Leader of the Christian Democratic Union in the Landtag of Thuringia
- In office 8 May 2008 – 2 March 2020
- Preceded by: Christine Lieberknecht
- Succeeded by: Mario Voigt

General Secretary of the Christian Democratic Union of Thuringia
- In office 3 December 2004 – 8 May 2008
- Leader: Dieter Althaus

Member of the Landtag of Thuringia for Weimarer Land I - Saalfeld-Rudolstadt III (CDU List; 1999–2004)
- Incumbent
- Assumed office 1 October 1999
- Preceded by: Bärbel Vopel (Weimarer Land I – Saalfeld-Rudolstadt III)

Personal details
- Born: 22 December 1971 (age 53) Apolda, East Germany
- Political party: New Forum (1989-1993) Christian Democratic Union (1993–present)
- Alma mater: Frankfurt School of Finance & Management

= Mike Mohring (politician) =

German politician

Mike Mohring (born 22 December 1971) is a German politician of the Christian Democratic Union (CDU).
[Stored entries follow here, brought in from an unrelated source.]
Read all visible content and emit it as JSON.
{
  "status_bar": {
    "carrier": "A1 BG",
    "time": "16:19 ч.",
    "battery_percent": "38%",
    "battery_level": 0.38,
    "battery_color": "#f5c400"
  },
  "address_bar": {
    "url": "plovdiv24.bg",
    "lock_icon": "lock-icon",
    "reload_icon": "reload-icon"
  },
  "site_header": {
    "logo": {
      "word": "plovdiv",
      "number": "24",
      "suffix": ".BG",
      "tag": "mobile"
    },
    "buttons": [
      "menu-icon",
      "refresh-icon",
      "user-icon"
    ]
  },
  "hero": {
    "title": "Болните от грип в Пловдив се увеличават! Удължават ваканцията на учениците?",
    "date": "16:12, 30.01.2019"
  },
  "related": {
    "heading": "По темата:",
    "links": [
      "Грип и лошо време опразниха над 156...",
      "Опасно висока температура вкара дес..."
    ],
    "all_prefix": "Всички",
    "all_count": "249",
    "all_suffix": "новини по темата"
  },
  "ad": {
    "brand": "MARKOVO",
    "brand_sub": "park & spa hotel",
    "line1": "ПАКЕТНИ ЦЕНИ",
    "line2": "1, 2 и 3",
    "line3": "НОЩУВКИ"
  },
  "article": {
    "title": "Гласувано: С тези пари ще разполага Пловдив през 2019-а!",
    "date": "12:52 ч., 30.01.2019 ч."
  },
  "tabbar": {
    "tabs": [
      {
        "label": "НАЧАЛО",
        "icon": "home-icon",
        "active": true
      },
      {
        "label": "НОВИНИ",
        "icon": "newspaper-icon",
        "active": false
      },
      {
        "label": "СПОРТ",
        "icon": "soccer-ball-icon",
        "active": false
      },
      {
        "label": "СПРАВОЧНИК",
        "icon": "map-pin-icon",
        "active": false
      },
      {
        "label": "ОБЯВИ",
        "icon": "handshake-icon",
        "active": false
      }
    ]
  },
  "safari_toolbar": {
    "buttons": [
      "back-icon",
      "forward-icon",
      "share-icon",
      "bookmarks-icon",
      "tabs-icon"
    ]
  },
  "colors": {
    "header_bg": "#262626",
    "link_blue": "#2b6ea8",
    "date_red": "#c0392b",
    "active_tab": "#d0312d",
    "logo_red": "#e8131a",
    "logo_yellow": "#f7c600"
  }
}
== Early life and education ==
Mohring grew up in the GDR. On a scholarship of the Hanns Seidel Foundation, he studied law at the University of Jena, without completing the degree. He later completed a double degree program in international business and tax law at the Frankfurt School of Finance & Management and the MCI Management Center Innsbruck from 2007 until 2009.

== Political career ==
===Career in state politics===
Mohring started his political career during the fall of the Berlin Wall by joining the New Forum. In 1993 he became a member of the CDU.
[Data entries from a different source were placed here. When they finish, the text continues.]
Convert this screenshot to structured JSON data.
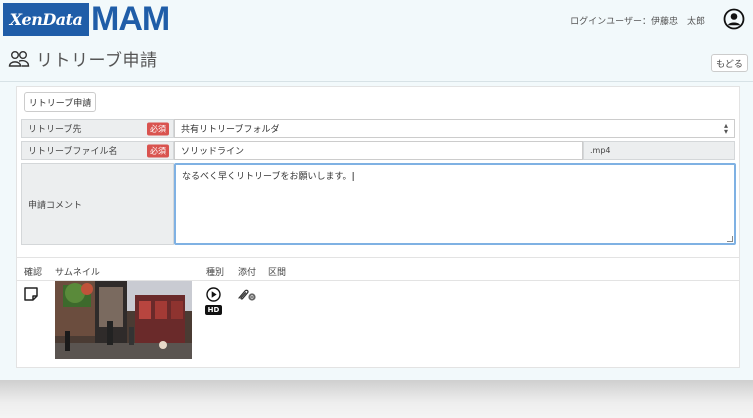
{
  "header": {
    "logo_left": "XenData",
    "logo_right": "MAM",
    "login_user": "ログインユーザー：伊藤忠　太郎"
  },
  "page": {
    "title": "リトリーブ申請",
    "back_label": "もどる"
  },
  "form": {
    "submit_label": "リトリーブ申請",
    "required_label": "必須",
    "destination": {
      "label": "リトリーブ先",
      "value": "共有リトリーブフォルダ"
    },
    "filename": {
      "label": "リトリーブファイル名",
      "value": "ソリッドライン",
      "extension": ".mp4"
    },
    "comment": {
      "label": "申請コメント",
      "value": "なるべく早くリトリーブをお願いします。"
    }
  },
  "files": {
    "columns": {
      "confirm": "確認",
      "thumbnail": "サムネイル",
      "type": "種別",
      "attachment": "添付",
      "section": "区間"
    },
    "rows": [
      {
        "type_badge": "HD",
        "attachment_count": "0"
      }
    ]
  },
  "icons": {
    "page": "users-icon",
    "user": "user-circle-icon",
    "confirm": "note-icon",
    "type": "play-circle-icon",
    "attachment": "paperclip-icon"
  },
  "colors": {
    "brand": "#1f5da8",
    "required": "#d9534f",
    "focus": "#7fb1e3"
  }
}
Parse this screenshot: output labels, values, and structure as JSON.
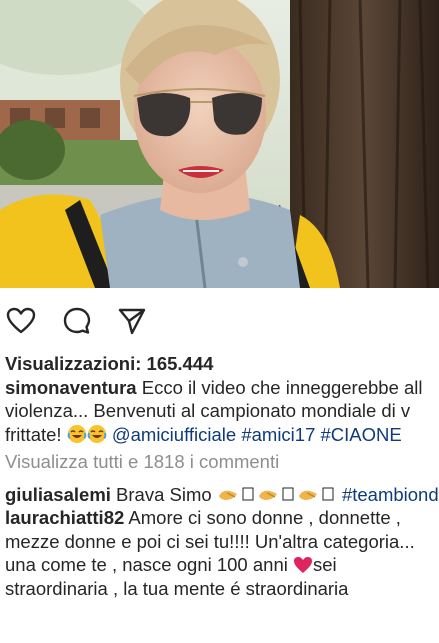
{
  "post": {
    "views_label": "Visualizzazioni:",
    "views_count": "165.444",
    "caption": {
      "author": "simonaventura",
      "line1": "Ecco il video che inneggerebbe all",
      "line2": "violenza... Benvenuti al campionato mondiale di v",
      "line3_text": "frittate!",
      "mention": "@amiciufficiale",
      "hashtag1": "#amici17",
      "hashtag2": "#CIAONE"
    },
    "view_all_comments": "Visualizza tutti e 1818 i commenti"
  },
  "comments": [
    {
      "author": "giuliasalemi",
      "text": "Brava Simo",
      "tail_hashtag": "#teambiondo"
    },
    {
      "author": "laurachiatti82",
      "line1": "Amore ci sono donne , donnette ,",
      "line2": "mezze donne e poi ci sei tu!!!! Un'altra categoria...",
      "line3_before": "una come te , nasce ogni 100 anni",
      "line3_after": "sei",
      "line4": "straordinaria , la tua mente é straordinaria"
    }
  ],
  "icons": {
    "like": "heart-outline-icon",
    "comment": "comment-bubble-icon",
    "share": "paper-plane-icon",
    "emoji_laugh": "tears-of-joy-emoji",
    "emoji_clap": "clapping-hands-emoji",
    "emoji_heart": "red-heart-emoji"
  },
  "colors": {
    "text": "#262626",
    "link": "#0f3b7a",
    "muted": "#8e8e8e",
    "heart": "#e0245e"
  }
}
Mohring was first elected to the Landtag in the 1999 state elections. In parliament, he served on the Committee on Internal Affairs (1999–2004) and on the Budget Committee (1999–2009). From 2008, he chaired the CDU parliamentary group.

In 2014, Mohring became leader of his party in Thuringia. He was reelected in 2016. In this capacity, he led the party's campaign for the 2019 state elections.

===Role in national politics===
On the national level, Mohring served as a CDU delegate to the Federal Convention for the purpose of electing the President of Germany in 2009, 2010 and 2012.

In the negotiations to form a fourth coalition government under Chancellor Angela Merkel following the 2017 federal elections, Mohring was part of the working group on economic affairs, led by Thomas Strobl, Alexander Dobrindt and Brigitte Zypries. In 2019, he was appointed by the leaders of CDU and CSU, Annegret Kramp-Karrenbauer and Markus Söder, to the parties’ ad-hoc steering group on climate policy.

In September 2020, Mohring announced that he would run for a parliamentary seat in the 2021 national elections. He did not succeed in Jena – Sömmerda – Weimarer Land I, and in 2024 also lost the state constituency Weimarer Land I – Saalfeld-Rudolstadt III.

== Other positions ==
- Mitteldeutscher Rundfunk (MDR), Member of the Broadcasting Council
- HSV Apolda, Member

== Political positions ==
In October 2015, amid the European migrant crisis, Mohring visited a refugee camp in Lebanon to learn more about the plight of Syrians fleeing the violence in the ongoing Syrian civil war that erupted in 2011; he subsequently demanded more German support for Syria's neighbors.

Ahead of the Christian Democrats’ leadership election in 2018, Mohring publicly opposed Friedrich Merz's candidacy to succeed Angela Merkel as the party's chair. For the 2021 national elections, he later endorsed Armin Laschet as the Christian Democrats' joint candidate to succeed Merkel as chancellor.